Let me try something else. Consider this equation, 1/x. In this example,
“1” equals your share of the total wealth represented by US currency in circulation.
“X” equals the total wealth represented by the US currency in circulation.
When the denominator, or the “x” is increased, the numerator, or “1” is decreased. For instance, 1/2 is greater than 1/4. Just like that, every time the quantity of currency in circulation is increased, the value of each denomination of that currency is devalued. The worth of each dollar is not dependent upon any trade value factors, the numerator in the fraction, 1/2, is twice as large, twice as valuable as the numerator in, 1/4th, regardless of any other factors. It is a mathematical law.
Therefore, each time that the Federal Reserve increases the number of dollars in circulation, the wealth of every American who has labored to produce, has had the purchasing power of their dollars diminished, by a mathematically exact factor. The US government, by the instrument of the Federal Reserve, extracts that stolen value, and divides it up amongst themselves. They spend the stolen wealth as THEY see fit, with impunity, and you and I do without.

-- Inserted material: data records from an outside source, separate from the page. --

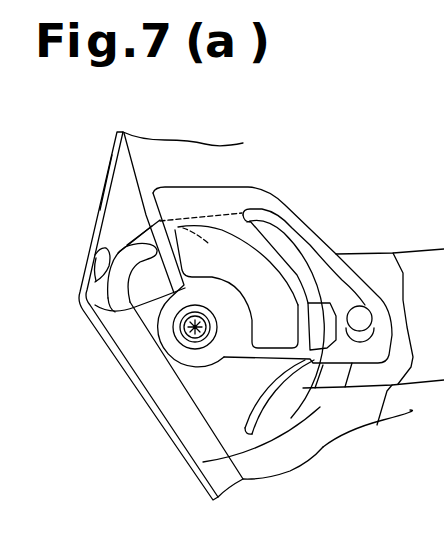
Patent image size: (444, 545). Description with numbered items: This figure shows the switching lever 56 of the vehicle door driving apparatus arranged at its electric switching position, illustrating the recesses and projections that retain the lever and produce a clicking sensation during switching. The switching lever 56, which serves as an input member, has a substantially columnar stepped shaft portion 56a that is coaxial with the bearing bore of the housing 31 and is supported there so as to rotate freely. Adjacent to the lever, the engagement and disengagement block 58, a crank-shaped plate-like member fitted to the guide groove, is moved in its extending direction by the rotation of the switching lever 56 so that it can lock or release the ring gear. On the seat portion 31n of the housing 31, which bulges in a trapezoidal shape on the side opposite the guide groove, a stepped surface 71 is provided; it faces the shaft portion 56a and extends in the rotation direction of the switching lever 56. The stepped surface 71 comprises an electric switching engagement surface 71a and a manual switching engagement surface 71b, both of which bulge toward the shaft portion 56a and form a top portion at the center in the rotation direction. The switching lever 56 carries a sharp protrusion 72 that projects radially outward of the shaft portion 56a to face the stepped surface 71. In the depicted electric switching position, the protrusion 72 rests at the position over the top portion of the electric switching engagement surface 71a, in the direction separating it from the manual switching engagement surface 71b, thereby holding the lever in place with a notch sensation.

The housing 31 is at (175, 443).
The seat portion 31n is at (110, 197).
The switching lever 56 is at (222, 200).
The shaft portion 56a is at (200, 343).
The engagement and disengagement block 58 is at (372, 258).
The stepped surface 71 is at (110, 308).
The electric switching engagement surface 71a is at (98, 275).
The manual switching engagement surface 71b is at (201, 242).
The protrusion 72 is at (108, 248).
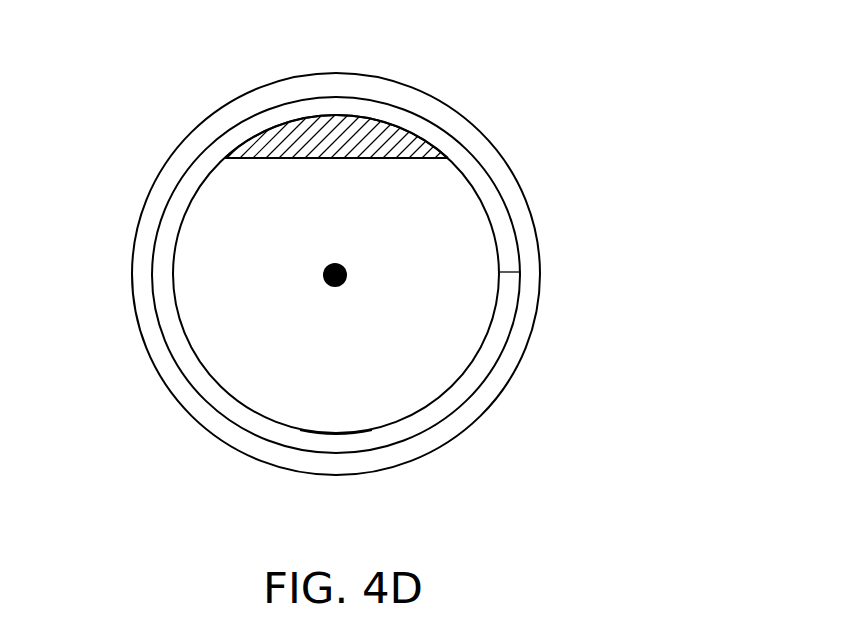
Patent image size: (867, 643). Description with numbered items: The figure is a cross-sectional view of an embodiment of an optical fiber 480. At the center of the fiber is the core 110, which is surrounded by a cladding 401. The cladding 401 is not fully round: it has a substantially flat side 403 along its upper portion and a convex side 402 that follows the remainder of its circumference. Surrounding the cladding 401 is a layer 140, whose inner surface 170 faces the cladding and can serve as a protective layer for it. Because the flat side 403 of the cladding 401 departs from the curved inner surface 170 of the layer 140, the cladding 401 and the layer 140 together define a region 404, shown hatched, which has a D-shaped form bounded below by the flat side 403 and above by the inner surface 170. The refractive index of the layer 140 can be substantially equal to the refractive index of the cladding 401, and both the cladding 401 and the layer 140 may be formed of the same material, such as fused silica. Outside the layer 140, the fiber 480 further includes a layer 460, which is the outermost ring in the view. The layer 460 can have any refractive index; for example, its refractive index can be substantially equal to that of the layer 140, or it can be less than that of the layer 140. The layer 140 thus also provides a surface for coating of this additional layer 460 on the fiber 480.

The optical fiber 480 is at (616, 113).
The layer 460 is at (477, 405).
The layer 140 is at (495, 343).
The cladding 401 is at (250, 365).
The inner surface 170 is at (327, 437).
The convex side 402 is at (521, 272).
The region 404 is at (355, 140).
The substantially flat side 403 is at (430, 141).
The core 110 is at (323, 276).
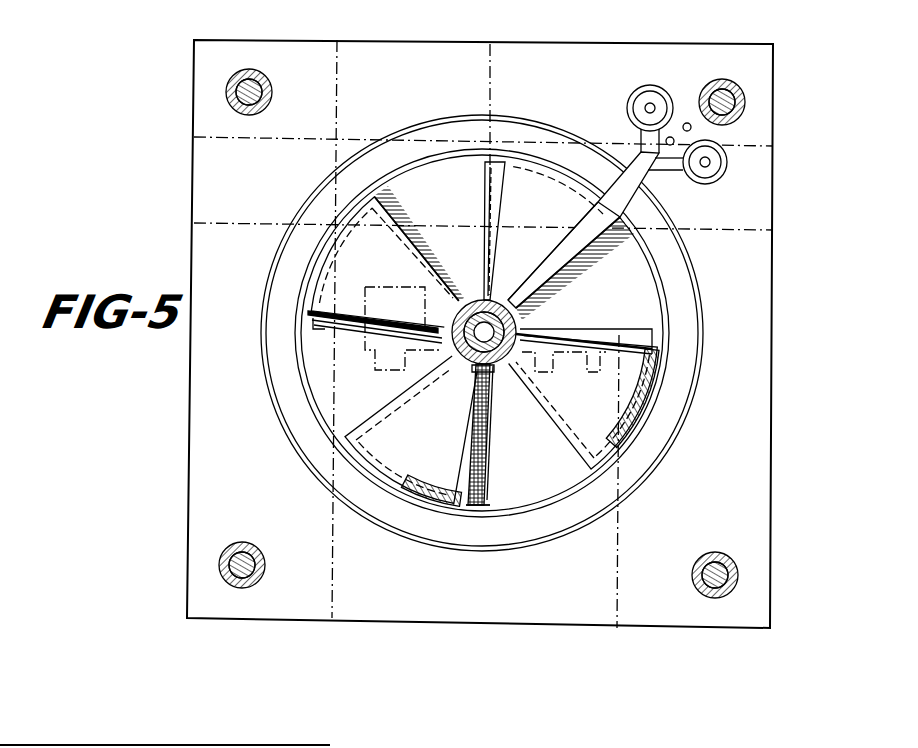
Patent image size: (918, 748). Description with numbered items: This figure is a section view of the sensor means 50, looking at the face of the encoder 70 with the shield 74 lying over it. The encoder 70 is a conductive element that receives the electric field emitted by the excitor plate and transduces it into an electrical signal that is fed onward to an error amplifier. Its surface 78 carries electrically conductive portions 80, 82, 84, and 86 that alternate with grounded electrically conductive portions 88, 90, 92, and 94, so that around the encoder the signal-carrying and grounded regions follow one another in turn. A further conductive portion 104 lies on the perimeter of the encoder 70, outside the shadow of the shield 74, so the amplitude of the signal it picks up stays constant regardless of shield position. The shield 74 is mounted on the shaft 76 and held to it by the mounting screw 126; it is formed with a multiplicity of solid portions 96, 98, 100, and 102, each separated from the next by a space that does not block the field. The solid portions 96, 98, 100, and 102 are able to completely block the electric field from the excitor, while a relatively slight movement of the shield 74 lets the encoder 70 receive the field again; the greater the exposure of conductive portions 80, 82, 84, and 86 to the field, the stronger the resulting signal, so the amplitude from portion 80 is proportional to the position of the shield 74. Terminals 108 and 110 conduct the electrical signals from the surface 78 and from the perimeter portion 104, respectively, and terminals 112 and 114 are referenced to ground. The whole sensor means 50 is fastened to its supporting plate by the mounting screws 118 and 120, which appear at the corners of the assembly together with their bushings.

The sensor means 50 is at (788, 250).
The encoder 70 is at (484, 158).
The shield 74 is at (552, 272).
The shaft 76 is at (532, 355).
The surface 78 is at (523, 485).
The electrically conductive portion 80 is at (490, 195).
The electrically conductive portion 82 is at (642, 350).
The electrically conductive portion 84 is at (476, 495).
The electrically conductive portion 86 is at (325, 365).
The grounded electrically conductive portion 88 is at (404, 175).
The grounded electrically conductive portion 90 is at (650, 302).
The grounded electrically conductive portion 92 is at (585, 482).
The grounded electrically conductive portion 94 is at (340, 408).
The solid portion 96 is at (502, 243).
The solid portion 98 is at (630, 400).
The solid portion 100 is at (410, 475).
The solid portion 102 is at (343, 262).
The conductive portion 104 is at (322, 330).
The terminal 108 is at (707, 166).
The terminal 110 is at (650, 104).
The terminal 112 is at (687, 123).
The terminal 114 is at (675, 141).
The mounting screw 118 is at (232, 95).
The mounting screw 120 is at (746, 104).
The mounting screw 126 is at (490, 378).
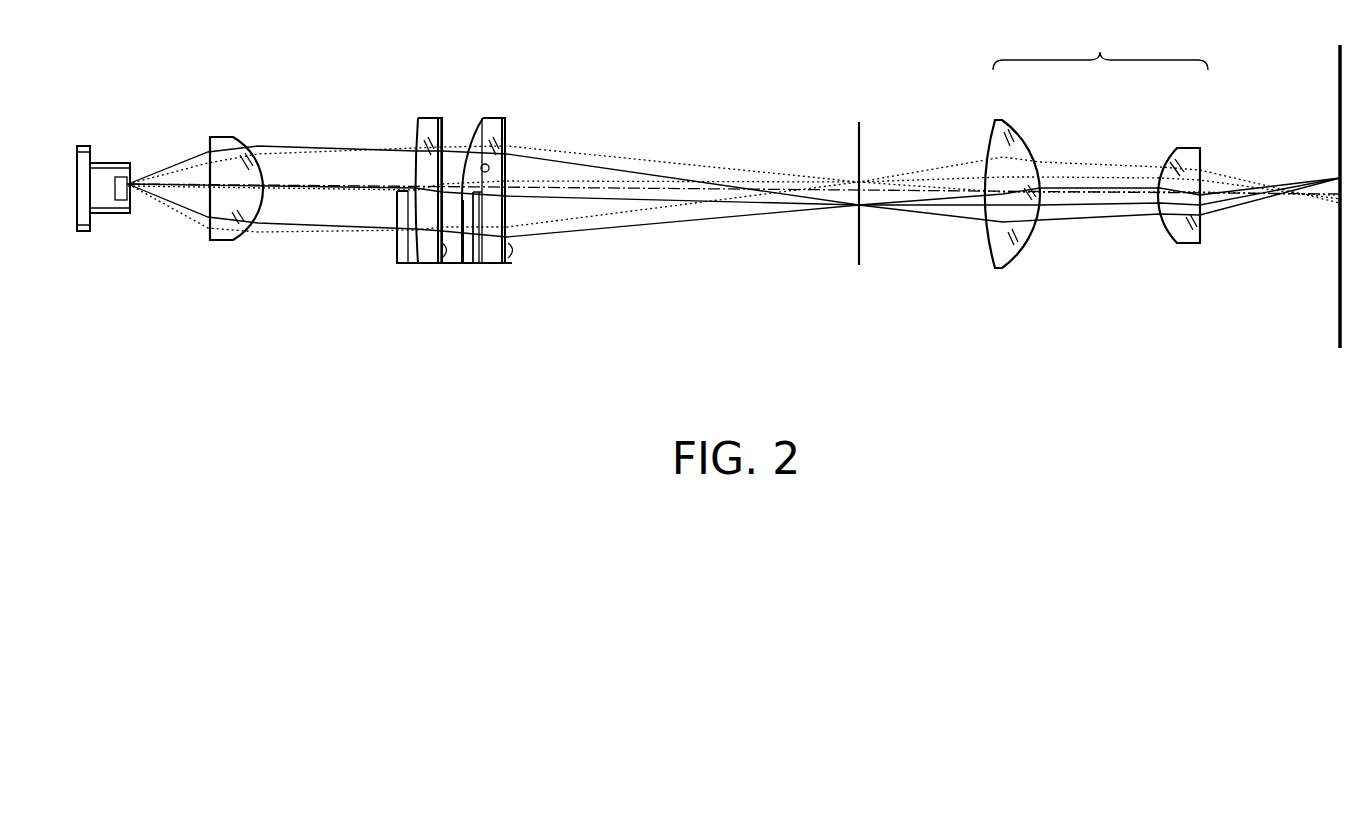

The ingenuity of American enterprise looks for new ways to overcome the stolen wealth, and that’s a good thing, but it does not change the fact that millions, billions, and now even trillions of dollars of legitimate American wealth has been out right stolen, and the Milton Friedman formula for “inflation” does not account for it, rather it has enabled it to go unnoticed.
I hope to be instrumental in shining light into this devious mechanism, used by dishonest politicians, and bankers, to extricate enormous amounts of wealth from the American people.
This is so simple it is constantly overlooked by many millions of Americans. They have, in many cases, been “educated” to overlook the simplest principal of economics. It’s basically like a shell game, “economics” scholars keep us so busy learning to understand the relativity of currency to wealth, that we loose track of the other hand removing ever increasing percentages of our wealth. This constant removal of wealth from the playing board, amounts to trillions of dollars of stolen wealth from unsuspecting Americans.
As intelligent, resourceful, “doers,” I hope the reader will be helpful to pass the word, and inform multitudes of Americans that they are participating in the theft of their own resources by ignorantly allowing this fraud to continue.
I would love to see this discussed in public fora, so we can all work together to educate a large swath of Americans on this manipulation of currency, and theft of their wealth by bankers, and our own elected politicians.
We all have opinions, and our opinions are usually based on some reasoning. If that reasoning is based on reliable things, like mathematical laws, those opinions will produce reliable results. If our opinions are based on faulty data, or incomplete assumptions, the results will be unreliable. Milton Friedman’s formula takes into account many contributing factors of economic stimuli, and reactions to those stimuli, but it ignores the root cause, and the most influential ingredient in the economic “pie,” the systematic theft of American wealth, by those that have been chosen to protect that wealth. This is a total miscarriage of justice, and I believe, the most egregious offense upon the American citizen’s economic wealth.
I believe that Americans could effect a great awareness of this existential threat to of the financial future of this great nation, by directly addressing this systematic theft of American wealth.